When we first “visit” the PROJECT block, we haven’t obtained any variable bindings yet (hence the empty space of the left of the “–>” symbol); in contrast, by the time we have finished executing the subplan underneath, we will have obtained a binding of variables ?n and ?p and hence an answer to the query (as reflected on the right-hand side of the “–>” symbol). Similarly, when we first visit the CONJUNCTION block, which performs the join of the query, we have an empty binding and, by the time we return from it, we will have a binding for ?n, ?p and ?z. The join is performed also top-down. First, we obtain a binding for ?p and ?z by matching the the triple pattern [?p, :hasParent, ?z]. We then consider the second triple pattern [?p, rdf:type, :person] and finally the third triple pattern [?p, :forename, ?n], which extends the binding by providing also a value for variable ?n.

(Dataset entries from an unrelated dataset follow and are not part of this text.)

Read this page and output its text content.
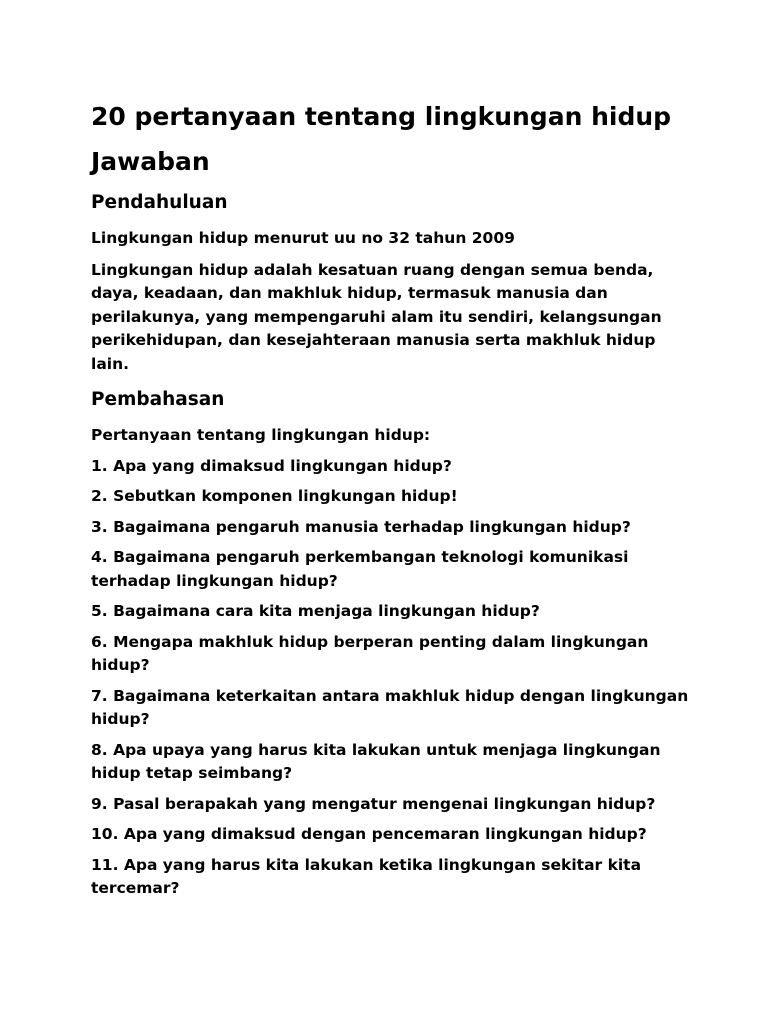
20 pertanyaan tentang lingkungan hidup Jawaban
Pendahuluan

Lingkungan hidup menurut uu no 32 tahun 2009

Lingkungan hidup adalah kesatuan ruang dengan semua benda, daya, keadaan, dan makhluk hidup, termasuk manusia dan perilakunya, yang mempengaruhi alam itu sendiri, kelangsungan perikehidupan, dan kesejahteraan manusia serta makhluk hidup lain.

Pembahasan

Pertanyaan tentang lingkungan hidup:

1. Apa yang dimaksud lingkungan hidup?
2. Sebutkan komponen lingkungan hidup!
3. Bagaimana pengaruh manusia terhadap lingkungan hidup?
4. Bagaimana pengaruh perkembangan teknologi komunikasi terhadap lingkungan hidup?
5. Bagaimana cara kita menjaga lingkungan hidup?
6. Mengapa makhluk hidup berperan penting dalam lingkungan hidup?
7. Bagaimana keterkaitan antara makhluk hidup dengan lingkungan hidup?
8. Apa upaya yang harus kita lakukan untuk menjaga lingkungan hidup tetap seimbang?
9. Pasal berapakah yang mengatur mengenai lingkungan hidup?
10. Apa yang dimaksud dengan pencemaran lingkungan hidup?
11. Apa yang harus kita lakukan ketika lingkungan sekitar kita tercemar?
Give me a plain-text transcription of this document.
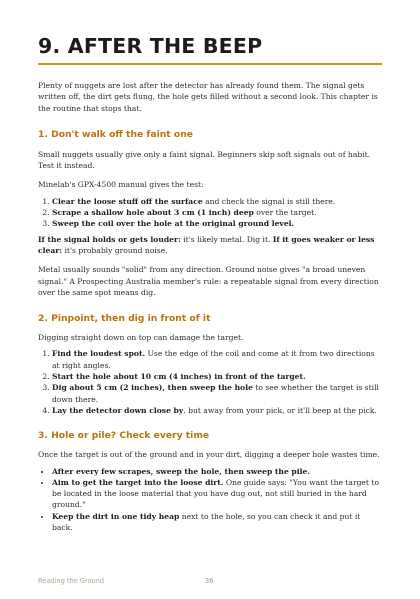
9. AFTER THE BEEP

Plenty of nuggets are lost after the detector has already found them. The signal gets written off, the dirt gets flung, the hole gets filled without a second look. This chapter is the routine that stops that.

1. Don't walk off the faint one

Small nuggets usually give only a faint signal. Beginners skip soft signals out of habit. Test it instead.

Minelab's GPX-4500 manual gives the test:

1. Clear the loose stuff off the surface and check the signal is still there.
2. Scrape a shallow hole about 3 cm (1 inch) deep over the target.
3. Sweep the coil over the hole at the original ground level.

If the signal holds or gets louder: it's likely metal. Dig it. If it goes weaker or less clear: it's probably ground noise.

Metal usually sounds "solid" from any direction. Ground noise gives "a broad uneven signal." A Prospecting Australia member's rule: a repeatable signal from every direction over the same spot means dig.

2. Pinpoint, then dig in front of it

Digging straight down on top can damage the target.

1. Find the loudest spot. Use the edge of the coil and come at it from two directions at right angles.
2. Start the hole about 10 cm (4 inches) in front of the target.
3. Dig about 5 cm (2 inches), then sweep the hole to see whether the target is still down there.
4. Lay the detector down close by, but away from your pick, or it'll beep at the pick.
3. Hole or pile? Check every time

Once the target is out of the ground and in your dirt, digging a deeper hole wastes time.

• After every few scrapes, sweep the hole, then sweep the pile.
• Aim to get the target into the loose dirt. One guide says: "You want the target to be located in the loose material that you have dug out, not still buried in the hard ground."
• Keep the dirt in one tidy heap next to the hole, so you can check it and put it back.
Reading the Ground	36
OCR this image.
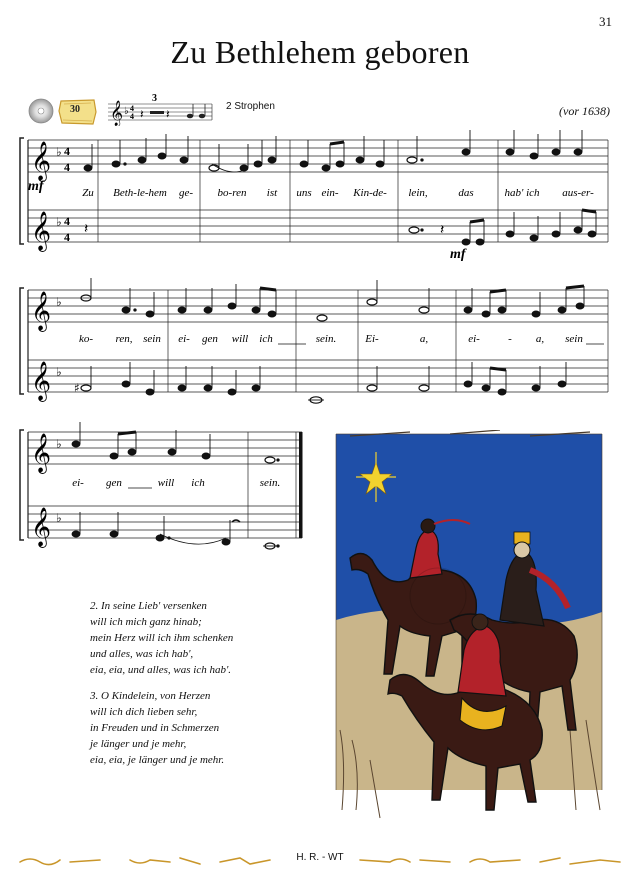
31
Zu Bethlehem geboren
30	𝄞 ♭ 4
4 𝄽 𝄽
3
2 Strophen	(vor 1638)
𝄞
𝄞
♭
♭
4
4
4
4 𝄽	𝄽
mf
mf
Zu Beth-le-hem ge- bo-ren ist uns ein- Kin-de- lein,	das	hab' ich aus-er-
𝄞
𝄞
♭
♭
♯
ko- ren, sein ei- gen will ich	sein.	Ei-	a,	ei-	- a, sein
𝄞
𝄞
♭
♭
ei- gen	will ich	sein.
2. In seine Lieb' versenken
will ich mich ganz hinab;
mein Herz will ich ihm schenken
und alles, was ich hab',
eia, eia, und alles, was ich hab'.
3. O Kindelein, von Herzen
will ich dich lieben sehr,
in Freuden und in Schmerzen
je länger und je mehr,
eia, eia, je länger und je mehr.
H. R. - WT
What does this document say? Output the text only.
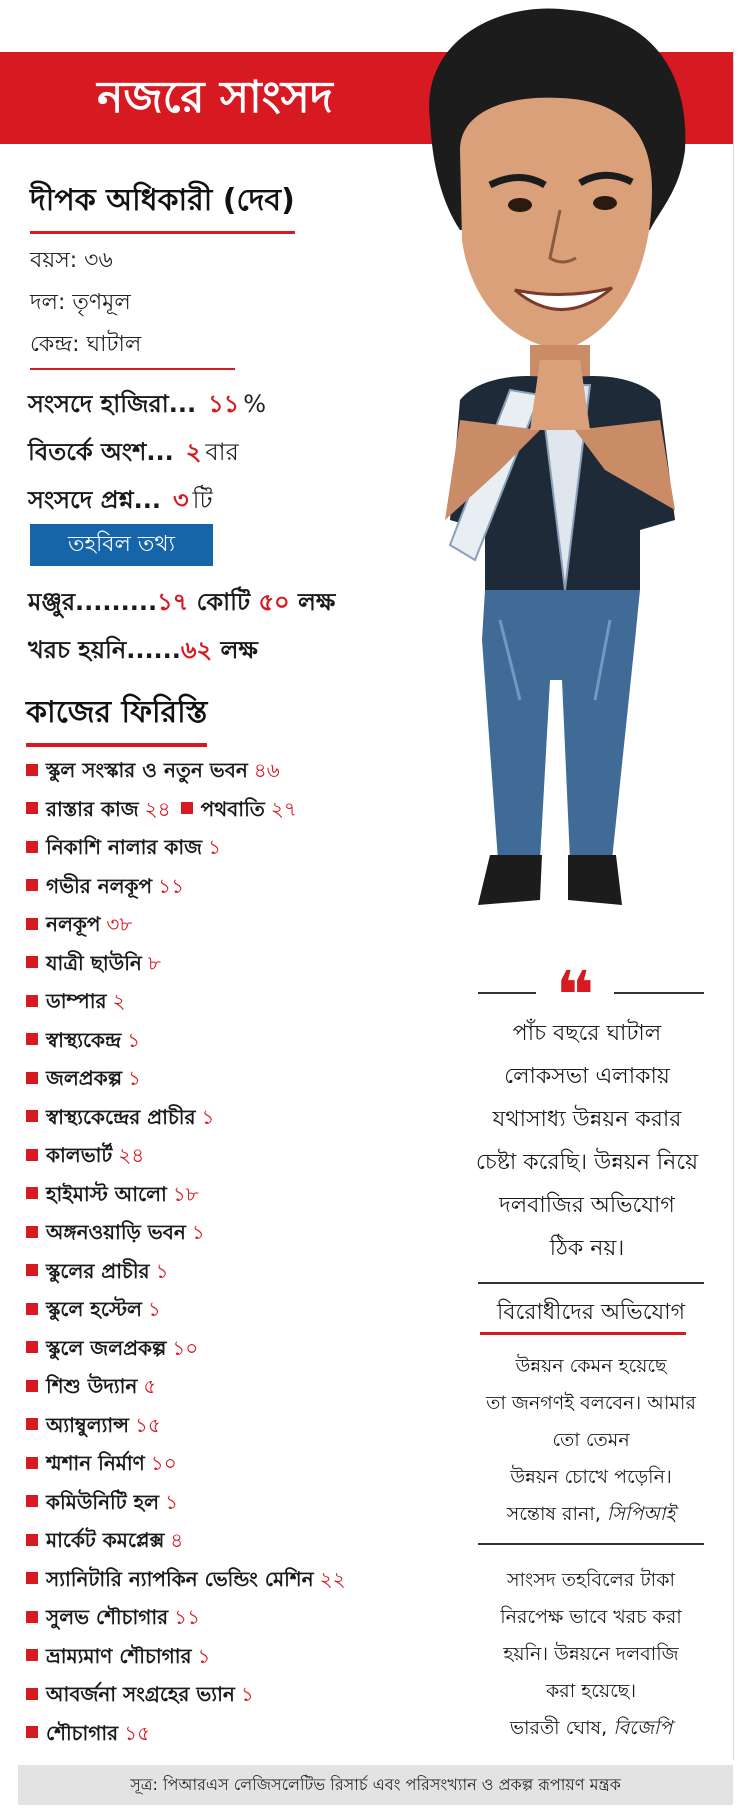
নজরে সাংসদ
দীপক অধিকারী (দেব)
বয়স: ৩৬
দল: তৃণমূল
কেন্দ্র: ঘাটাল
সংসদে হাজিরা... ১১ %
বিতর্কে অংশ... ২ বার
সংসদে প্রশ্ন... ৩ টি
তহবিল তথ্য
মঞ্জুর.........১৭ কোটি ৫০ লক্ষ
খরচ হয়নি......৬২ লক্ষ
কাজের ফিরিস্তি
স্কুল সংস্কার ও নতুন ভবন ৪৬
রাস্তার কাজ ২৪ পথবাতি ২৭
নিকাশি নালার কাজ ১
গভীর নলকূপ ১১
নলকূপ ৩৮
যাত্রী ছাউনি ৮
ডাম্পার ২
স্বাস্থ্যকেন্দ্র ১
জলপ্রকল্প ১
স্বাস্থ্যকেন্দ্রের প্রাচীর ১
কালভার্ট ২৪
হাইমাস্ট আলো ১৮
অঙ্গনওয়াড়ি ভবন ১
স্কুলের প্রাচীর ১
স্কুলে হস্টেল ১
স্কুলে জলপ্রকল্প ১০
শিশু উদ্যান ৫
অ্যাম্বুল্যান্স ১৫
শ্মশান নির্মাণ ১০
কমিউনিটি হল ১
মার্কেট কমপ্লেক্স ৪
স্যানিটারি ন্যাপকিন ভেন্ডিং মেশিন ২২
সুলভ শৌচাগার ১১
ভ্রাম্যমাণ শৌচাগার ১
আবর্জনা সংগ্রহের ভ্যান ১
শৌচাগার ১৫
❝
পাঁচ বছরে ঘাটাল
লোকসভা এলাকায়
যথাসাধ্য উন্নয়ন করার
চেষ্টা করেছি। উন্নয়ন নিয়ে
দলবাজির অভিযোগ
ঠিক নয়।
বিরোধীদের অভিযোগ
উন্নয়ন কেমন হয়েছে
তা জনগণই বলবেন। আমার
তো তেমন
উন্নয়ন চোখে পড়েনি।
সন্তোষ রানা, সিপিআই
সাংসদ তহবিলের টাকা
নিরপেক্ষ ভাবে খরচ করা
হয়নি। উন্নয়নে দলবাজি
করা হয়েছে।
ভারতী ঘোষ, বিজেপি
সূত্র: পিআরএস লেজিসলেটিভ রিসার্চ এবং পরিসংখ্যান ও প্রকল্প রূপায়ণ মন্ত্রক
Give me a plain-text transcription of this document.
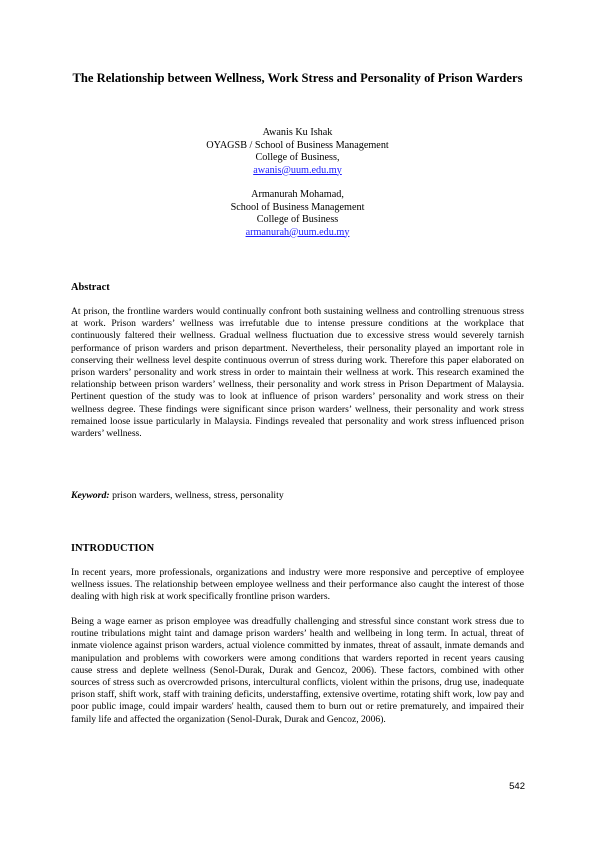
The Relationship between Wellness, Work Stress and Personality of Prison Warders
Awanis Ku Ishak
OYAGSB / School of Business Management
College of Business,
awanis@uum.edu.my
Armanurah Mohamad,
School of Business Management
College of Business
armanurah@uum.edu.my
Abstract
At prison, the frontline warders would continually confront both sustaining wellness and controlling strenuous stress at work. Prison warders’ wellness was irrefutable due to intense pressure conditions at the workplace that continuously faltered their wellness. Gradual wellness fluctuation due to excessive stress would severely tarnish performance of prison warders and prison department. Nevertheless, their personality played an important role in conserving their wellness level despite continuous overrun of stress during work. Therefore this paper elaborated on prison warders’ personality and work stress in order to maintain their wellness at work. This research examined the relationship between prison warders’ wellness, their personality and work stress in Prison Department of Malaysia. Pertinent question of the study was to look at influence of prison warders’ personality and work stress on their wellness degree. These findings were significant since prison warders’ wellness, their personality and work stress remained loose issue particularly in Malaysia. Findings revealed that personality and work stress influenced prison warders’ wellness.
Keyword: prison warders, wellness, stress, personality
INTRODUCTION
In recent years, more professionals, organizations and industry were more responsive and perceptive of employee wellness issues. The relationship between employee wellness and their performance also caught the interest of those dealing with high risk at work specifically frontline prison warders.
Being a wage earner as prison employee was dreadfully challenging and stressful since constant work stress due to routine tribulations might taint and damage prison warders’ health and wellbeing in long term. In actual, threat of inmate violence against prison warders, actual violence committed by inmates, threat of assault, inmate demands and manipulation and problems with coworkers were among conditions that warders reported in recent years causing cause stress and deplete wellness (Senol-Durak, Durak and Gencoz, 2006). These factors, combined with other sources of stress such as overcrowded prisons, intercultural conflicts, violent within the prisons, drug use, inadequate prison staff, shift work, staff with training deficits, understaffing, extensive overtime, rotating shift work, low pay and poor public image, could impair warders' health, caused them to burn out or retire prematurely, and impaired their family life and affected the organization (Senol-Durak, Durak and Gencoz, 2006).
542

Let us consider a slightly more complex query, which uses the OPTIONAL operator in SPARQL.

SELECT ?p ?n WHERE { ?p rdf:type :Person . ?p :hasParent ?z . OPTIONAL { ?p :forename ?n } }

RDFox will execute the following query plan:

QUERY ?p ?n                                                                  QueryIterator
    PROJECT ?n ?p                          {          -->    ?p | ?n }
        OPTIONAL                           {          -->    ?p ?z | ?n }    OptionalIterator
            CONJUNCTION                    {          -->    ?p ?z }         NestedIndexLoopJoinIterator
                [?p, :hasParent, ?z]       {          -->    ?p ?z }         TripleTableIterator
                [?p, rdf:type, :person]    { ?p ?z    -->    ?p ?z }         TripleTableIterator
            FILTER true
                [?p, :forename, ?n]        { ?p ?z    -->    ?n ?p ?z }      TripleTableIterator

The important difference to notice in this plan is the use of the ” | ” symbol. The variables on the left-hand-side of “|” are always bound by the corresponding block, whereas those indicated on the right-hand-side may or may not be returned.